その点、あの漲飛丈は無口だが礼節正しく、何より顔は断然良い。
(――顔は良い?面食い、って言っちゃったけど、あれは建前で言ったつもりなのに……)
あの後、付き合ってみる?としつこい晶の誘いを何とかはぐらかした八弥だったが、消灯して暗くなった病室の天井を、寝転がるベッドの上から呆然と見つめて考え事をしていた。
八弥にとって今日という一日は、色々考えさせられる事の繰り返しであった。
八弥は朝からの事を思い返している内、すっかり目が冴えてしまい、寝そびれてしまった。
晶はしゃべり疲れたらしく、疾うに満足げな顔で静かに寝息を立てている。
八弥は仕方なく、病棟一階のロビーの自販機でジュースでも飲んで気を沈めようと、静かに退室した。

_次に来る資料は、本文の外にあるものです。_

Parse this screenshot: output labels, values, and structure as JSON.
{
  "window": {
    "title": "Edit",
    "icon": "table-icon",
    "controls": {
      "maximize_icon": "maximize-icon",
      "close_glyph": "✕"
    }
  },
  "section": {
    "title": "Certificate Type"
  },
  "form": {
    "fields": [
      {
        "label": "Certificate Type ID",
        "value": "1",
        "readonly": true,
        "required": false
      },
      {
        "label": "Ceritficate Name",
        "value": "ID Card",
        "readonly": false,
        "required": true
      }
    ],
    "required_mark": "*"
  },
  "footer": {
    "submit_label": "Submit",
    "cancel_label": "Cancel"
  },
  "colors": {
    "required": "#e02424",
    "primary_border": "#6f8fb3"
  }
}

エレベータで一階に下りた八弥は、非常灯以外明かりの無い暗いロビーのジュース自販機に百円玉を投入し、缶入りの果汁百パーセントのオレンジジュースを買い求める。
がこん、と勢いある音がロビー一杯に広がる。
それ以外は、八弥の履いているスリッパがペタンペタンと音を出しているだけ。辺りには誰一人いない。
なのに、奇妙な気配が辺りに立ちこめていた。
八弥は気になって辺りを見回し、外の方も大窓から伺うが、特に異常は無かった。
「……変ねぇ。――何?」
八弥が注目したのは、庭を覗ける大窓であった。大窓は外の漆黒を何事も無く透過させていた。
「何よあれ……?」
唖然とする八弥の瞳は、大窓の墨色が波打っている事実を認めていた。
この闇は、大窓の外側一面に張り付いて蠢いていたのだ。
驚く八弥は、まだ中身が残っている缶ジュースを、自販機に内蔵されている、空き缶の直径より少し大きい程度しかない丸い空き缶回収口へ後ろ向きですっぽりと投げ入れ、スリッパを脱ぎ捨てながら慌てて外へ駆け出した。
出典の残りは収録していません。